Pork fillet with tomato sauce and hazelnuts

Table of contents:

Pork fillet with tomato sauce and hazelnuts
Pork fillet with tomato sauce and hazelnuts



300 g fleshy tomatoes

1 ch. onion onion

small red chili pepper

550 g pork fillet

s alt


2 tbsp oil

60 g s alted hazelnuts

60 g pitted black olives

1 clove

½ cinnamon stick

175 ml clear broth

550 g small potatoes

1 tbsp melted butter


Rinse the fillet under running water, season it with s alt and pepper and fry it on both sides in hot oil. Once it's done, take it out and keep it warm. Peel the tomatoes, remove the seeds and cut them into quarters. Remove the seeds and chop the chives and onion. In the same fat from the fillet, fry the hazelnuts and add the tomatoes, chives and onions to them. Coarsely chop the olives, add them together with the cinnamon and cloves.
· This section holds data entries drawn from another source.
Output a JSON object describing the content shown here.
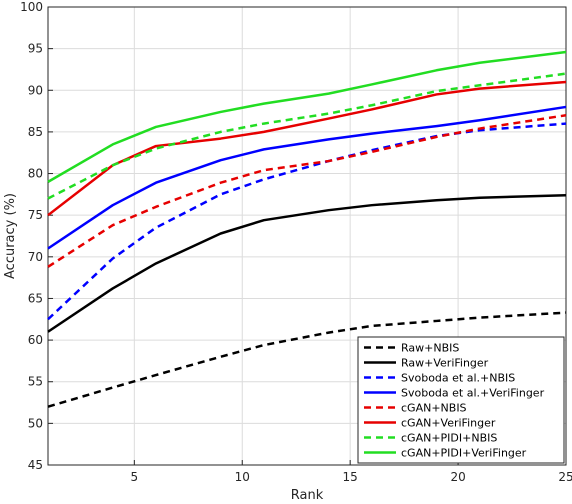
{
  "chart_data": {
    "type": "line",
    "xlabel": "Rank",
    "ylabel": "Accuracy (%)",
    "xlim": [
      1,
      25
    ],
    "ylim": [
      45,
      100
    ],
    "xticks": [
      5,
      10,
      15,
      20,
      25
    ],
    "yticks": [
      45,
      50,
      55,
      60,
      65,
      70,
      75,
      80,
      85,
      90,
      95,
      100
    ],
    "grid": true,
    "legend_position": "bottom-right",
    "x": [
      1,
      4,
      6,
      9,
      11,
      14,
      16,
      19,
      21,
      25
    ],
    "series": [
      {
        "name": "Raw+NBIS",
        "color": "#000000",
        "dash": true,
        "values": [
          52.0,
          54.3,
          55.8,
          58.0,
          59.4,
          60.9,
          61.7,
          62.3,
          62.7,
          63.3
        ]
      },
      {
        "name": "Raw+VeriFinger",
        "color": "#000000",
        "dash": false,
        "values": [
          61.0,
          66.2,
          69.2,
          72.8,
          74.4,
          75.6,
          76.2,
          76.8,
          77.1,
          77.4
        ]
      },
      {
        "name": "Svoboda et al.+NBIS",
        "color": "#0000ff",
        "dash": true,
        "values": [
          62.5,
          69.8,
          73.5,
          77.5,
          79.3,
          81.5,
          82.8,
          84.5,
          85.2,
          86.0
        ]
      },
      {
        "name": "Svoboda et al.+VeriFinger",
        "color": "#0000ff",
        "dash": false,
        "values": [
          71.0,
          76.2,
          78.9,
          81.6,
          82.9,
          84.1,
          84.8,
          85.7,
          86.4,
          88.0
        ]
      },
      {
        "name": "cGAN+NBIS",
        "color": "#e60000",
        "dash": true,
        "values": [
          68.8,
          73.8,
          76.0,
          78.9,
          80.4,
          81.5,
          82.6,
          84.4,
          85.4,
          87.0
        ]
      },
      {
        "name": "cGAN+VeriFinger",
        "color": "#e60000",
        "dash": false,
        "values": [
          75.0,
          81.0,
          83.3,
          84.2,
          85.0,
          86.6,
          87.7,
          89.5,
          90.2,
          91.0
        ]
      },
      {
        "name": "cGAN+PIDI+NBIS",
        "color": "#22dd22",
        "dash": true,
        "values": [
          77.0,
          81.0,
          83.0,
          85.0,
          86.0,
          87.2,
          88.2,
          89.9,
          90.6,
          92.0
        ]
      },
      {
        "name": "cGAN+PIDI+VeriFinger",
        "color": "#22dd22",
        "dash": false,
        "values": [
          79.0,
          83.5,
          85.6,
          87.4,
          88.4,
          89.6,
          90.7,
          92.4,
          93.3,
          94.6
        ]
      }
    ]
  }
}
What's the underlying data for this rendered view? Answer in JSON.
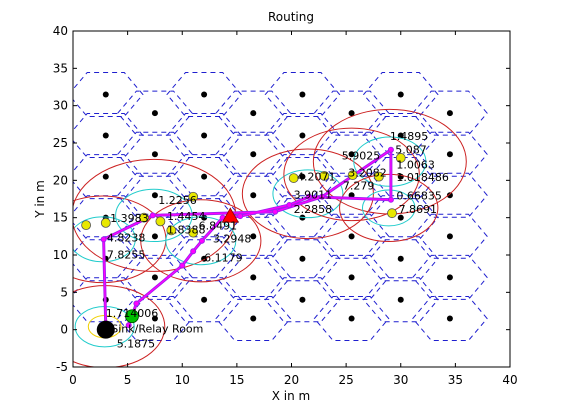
{
  "figure": {
    "title": "Routing",
    "xlabel": "X in m",
    "ylabel": "Y in m"
  },
  "chart_data": {
    "type": "scatter",
    "title": "Routing",
    "xlabel": "X in m",
    "ylabel": "Y in m",
    "xlim": [
      0,
      40
    ],
    "ylim": [
      -5,
      40
    ],
    "xticks": [
      "0",
      "5",
      "10",
      "15",
      "20",
      "25",
      "30",
      "35",
      "40"
    ],
    "yticks": [
      "-5",
      "0",
      "5",
      "10",
      "15",
      "20",
      "25",
      "30",
      "35",
      "40"
    ],
    "grid": false,
    "colors": {
      "cell_edges": "#1f1fcf",
      "cell_centers": "#000000",
      "route": "#a020f0",
      "route_overlay": "#ff00ff",
      "outer_ranges": "#cc2222",
      "inner_ranges": "#22cccc",
      "small_ranges": "#f0d000",
      "nodes": "#e8e800",
      "source": "#00c000",
      "sink": "#000000",
      "event": "#ff0000"
    },
    "hex_radius": 3.4,
    "hex_centers": [
      [
        3,
        31.5
      ],
      [
        12,
        31.5
      ],
      [
        21,
        31.5
      ],
      [
        30,
        31.5
      ],
      [
        7.5,
        29
      ],
      [
        16.5,
        29
      ],
      [
        25.5,
        29
      ],
      [
        34.5,
        29
      ],
      [
        3,
        26
      ],
      [
        12,
        26
      ],
      [
        21,
        26
      ],
      [
        30,
        26
      ],
      [
        7.5,
        23.5
      ],
      [
        16.5,
        23.5
      ],
      [
        25.5,
        23.5
      ],
      [
        34.5,
        23.5
      ],
      [
        3,
        20.5
      ],
      [
        12,
        20.5
      ],
      [
        21,
        20.5
      ],
      [
        30,
        20.5
      ],
      [
        7.5,
        18
      ],
      [
        16.5,
        18
      ],
      [
        25.5,
        18
      ],
      [
        34.5,
        18
      ],
      [
        3,
        15
      ],
      [
        12,
        15
      ],
      [
        21,
        15
      ],
      [
        30,
        15
      ],
      [
        7.5,
        12.5
      ],
      [
        16.5,
        12.5
      ],
      [
        25.5,
        12.5
      ],
      [
        34.5,
        12.5
      ],
      [
        3,
        9.5
      ],
      [
        12,
        9.5
      ],
      [
        21,
        9.5
      ],
      [
        30,
        9.5
      ],
      [
        7.5,
        7
      ],
      [
        16.5,
        7
      ],
      [
        25.5,
        7
      ],
      [
        34.5,
        7
      ],
      [
        3,
        4
      ],
      [
        12,
        4
      ],
      [
        21,
        4
      ],
      [
        30,
        4
      ],
      [
        7.5,
        1.5
      ],
      [
        16.5,
        1.5
      ],
      [
        25.5,
        1.5
      ],
      [
        34.5,
        1.5
      ]
    ],
    "sensor_nodes": [
      [
        1.2,
        14
      ],
      [
        3,
        14.3
      ],
      [
        8,
        14.5
      ],
      [
        9,
        13.3
      ],
      [
        11,
        13
      ],
      [
        20.2,
        20.3
      ],
      [
        23,
        20.6
      ],
      [
        25.6,
        20.7
      ],
      [
        28,
        20.5
      ],
      [
        30,
        23
      ],
      [
        29.2,
        15.6
      ],
      [
        11,
        17.8
      ],
      [
        6.5,
        15
      ]
    ],
    "route": [
      [
        5.1,
        0.6
      ],
      [
        5.8,
        3.5
      ],
      [
        10,
        8.6
      ],
      [
        11,
        10.5
      ],
      [
        11.8,
        11.9
      ],
      [
        13.7,
        15
      ],
      [
        15.3,
        15.2
      ],
      [
        19.8,
        16.7
      ],
      [
        21.6,
        17.8
      ],
      [
        29.1,
        17.4
      ],
      [
        29.1,
        24.1
      ],
      [
        22.8,
        17.8
      ],
      [
        18.5,
        15.8
      ],
      [
        7.3,
        15.3
      ],
      [
        2.8,
        12.1
      ],
      [
        3,
        0.3
      ]
    ],
    "range_circles": [
      {
        "c": [
          2.9,
          0.4
        ],
        "r": [
          5.5,
          2.7,
          1.5
        ]
      },
      {
        "c": [
          2.7,
          12.1
        ],
        "r": [
          5.8,
          3.0
        ]
      },
      {
        "c": [
          7.4,
          15.3
        ],
        "r": [
          7.5,
          3.5
        ]
      },
      {
        "c": [
          11.7,
          11.9
        ],
        "r": [
          5.5,
          3.2
        ]
      },
      {
        "c": [
          21.5,
          18.2
        ],
        "r": [
          6.0,
          3.2
        ]
      },
      {
        "c": [
          25.5,
          20.8
        ],
        "r": [
          6.2
        ]
      },
      {
        "c": [
          29.0,
          22.5
        ],
        "r": [
          7.0,
          3.3
        ]
      },
      {
        "c": [
          28.9,
          16.3
        ],
        "r": [
          4.5,
          2.4
        ]
      }
    ],
    "labels": [
      {
        "text": "1.2256",
        "x": 7.8,
        "y": 16.8
      },
      {
        "text": "1.3983",
        "x": 3.4,
        "y": 14.4
      },
      {
        "text": "1.4454",
        "x": 8.6,
        "y": 14.7
      },
      {
        "text": "1.8388",
        "x": 8.6,
        "y": 12.9
      },
      {
        "text": "6.8491",
        "x": 11.5,
        "y": 13.4
      },
      {
        "text": "4.8238",
        "x": 3.1,
        "y": 11.8
      },
      {
        "text": "3.2948",
        "x": 12.8,
        "y": 11.7
      },
      {
        "text": "7.8255",
        "x": 3.1,
        "y": 9.5
      },
      {
        "text": "6.1179",
        "x": 12.0,
        "y": 9.1
      },
      {
        "text": "1.4895",
        "x": 29.0,
        "y": 25.4
      },
      {
        "text": "5.087",
        "x": 29.5,
        "y": 23.6
      },
      {
        "text": "5.9025",
        "x": 24.6,
        "y": 22.8
      },
      {
        "text": "1.0063",
        "x": 29.6,
        "y": 21.6
      },
      {
        "text": "4.2071",
        "x": 20.5,
        "y": 20.0
      },
      {
        "text": "3.2082",
        "x": 25.2,
        "y": 20.5
      },
      {
        "text": "1.018486",
        "x": 29.6,
        "y": 19.9
      },
      {
        "text": "7.279",
        "x": 24.7,
        "y": 18.8
      },
      {
        "text": "3.9011",
        "x": 20.2,
        "y": 17.6
      },
      {
        "text": "0.66835",
        "x": 29.6,
        "y": 17.4
      },
      {
        "text": "2.2858",
        "x": 20.2,
        "y": 15.6
      },
      {
        "text": "7.8691",
        "x": 29.8,
        "y": 15.6
      },
      {
        "text": "1.714006",
        "x": 3.0,
        "y": 1.7
      },
      {
        "text": "Sink/Relay Room",
        "x": 3.5,
        "y": -0.4
      },
      {
        "text": "5.1875",
        "x": 4.0,
        "y": -2.4
      }
    ],
    "source_node": [
      5.4,
      1.8
    ],
    "sink_node": [
      3,
      0
    ],
    "event_node": [
      14.4,
      15.2
    ]
  }
}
Season and let the meal simmer for 10 minutes. Then add the broth, simmer again for another 10 minutes and add the fillet. Cover and let the dish cook for 25 minutes. During this time, peel the potatoes, wash them and cut them. Fry them for 20 minutes in the oil and season them. Pour the meat together with the sauce, and if desired, you can decorate the plates with an oregano leaf. Serve the potatoes separately as a side dish.